Она оборачивается и замирает. На лице удивление.

— Посиди пока в машине, — говорит он женщине.

Та кивает, лицо измученное. Он же идет к Зое и улыбается:

— Что ж ты, Паренкина, меня пустыми ведрами встречаешь! Примета плохая. Не быть мне, значит, с деньгами.

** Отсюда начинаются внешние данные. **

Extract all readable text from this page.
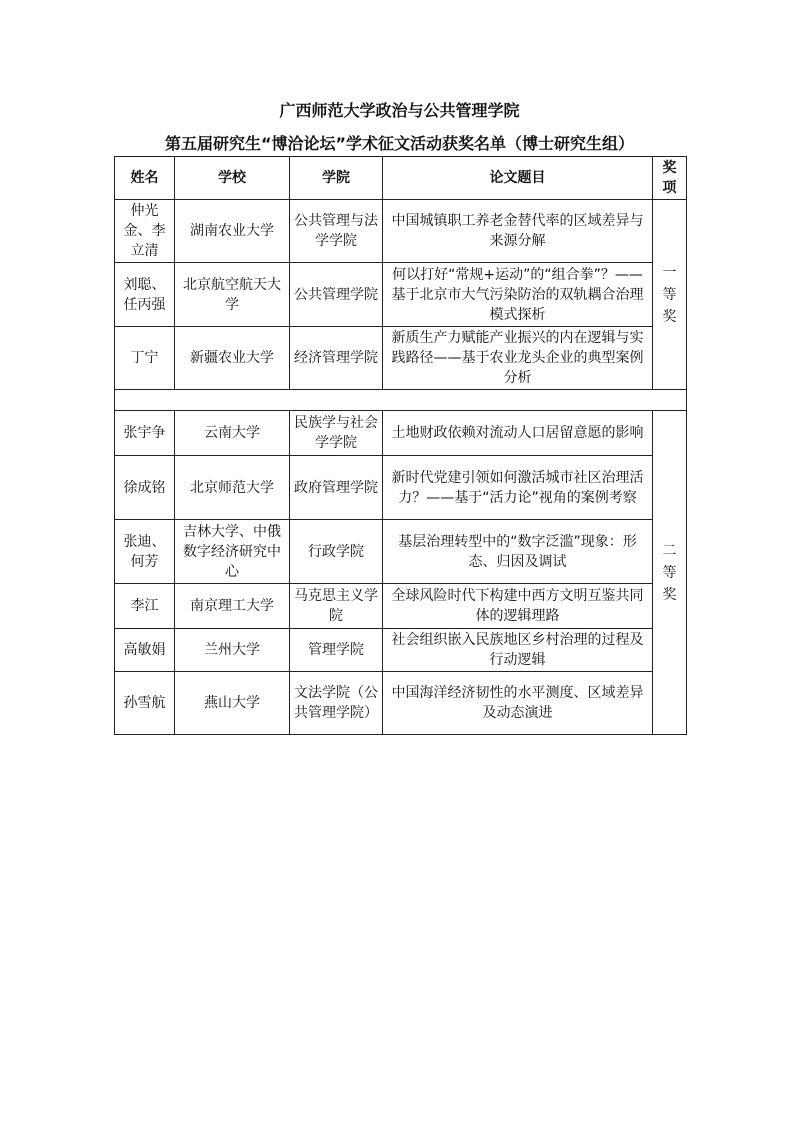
广西师范大学政治与公共管理学院
第五届研究生“博洽论坛”学术征文活动获奖名单（博士研究生组）
姓名	学校	学院	论文题目	奖项
仲光金、李立清	湖南农业大学	公共管理与法学学院	中国城镇职工养老金替代率的区域差异与来源分解	一等奖
刘聪、任丙强	北京航空航天大学	公共管理学院	何以打好“常规+运动”的“组合拳”？——基于北京市大气污染防治的双轨耦合治理模式探析	
丁宁	新疆农业大学	经济管理学院	新质生产力赋能产业振兴的内在逻辑与实践路径——基于农业龙头企业的典型案例分析	

张宇争	云南大学	民族学与社会学学院	土地财政依赖对流动人口居留意愿的影响	二等奖
徐成铭	北京师范大学	政府管理学院	新时代党建引领如何激活城市社区治理活力？——基于“活力论”视角的案例考察	
张迪、何芳	吉林大学、中俄数字经济研究中心	行政学院	基层治理转型中的“数字泛滥”现象：形态、归因及调试	
李江	南京理工大学	马克思主义学院	全球风险时代下构建中西方文明互鉴共同体的逻辑理路	
高敏娟	兰州大学	管理学院	社会组织嵌入民族地区乡村治理的过程及行动逻辑	
孙雪航	燕山大学	文法学院（公共管理学院）	中国海洋经济韧性的水平测度、区域差异及动态演进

— Ты сюда какими судьбами, Руслан?

— Я к тебе гостью привез.

— Гостью? — она прищуривается, пытаясь разглядеть, кто сидит в машине? Вот ведь какая чепуховина! Один глаз у нее карий, другой голубой. И он говорит голубому, доброму:

— Ты, Зоя Анатольевна, не кричи. Выхода у меня не было, и я привез ее сюда.

— Кого ее?

— Лесю. Тимофееву Лесю.

— Что-о?!! Да как у тебя совести хватило?!! Глазищи твои рыжие, наглые! Да ты знаешь, Свисток, что я с тобой сделаю?!! Ах ты…

Зоя замахивается на него пустым ведром. Он хватает ее за руку и крепко сжимает:

— Не кричи.

— А ну пусти! — вырывается Зоя. — Убирайтесь отсюда! Оба!

— Она беременна.

— И что? Ты думаешь, я ее пожалею? Уж, не от моего ли мужа она беременна? Всякий стыд потерял! И она тоже!

— Зоя, ее ищут. Ну не могу я везти ее к себе в Первомайское. Они про это место знают. И на квартире у нее наверняка уже засада. Человек ты или нет, Паренкина?

— Нет! Отстань! Проваливай, Свисток! Нет, ты подумай только! Ванька десять лет к ней бегал! Десять лет! Сколько я слез пролила? А теперь я должна ее прятать! Ты сам подумай: ну что я родителям-то скажу?

— Скажи: подруга.

— Ха! Подруга! А то они не знают моих подруг!

— Зоя…

— Уезжай. Богом тебя прошу: уезжай.

— Ты думаешь, мне легко? — злится он. — Ванечка любимый, обожаемый десять лет к другой бабе бегал! Ах, ты подумай, дома не ночевал! А меня не бросили десять лет назад у порога загса? Или ты все забыла? Кому из нас хуже, спрашивается? Я-то терплю. Кто любит, тот простит. Все равно ж его больше нет. Нечего делить-то, Зоя.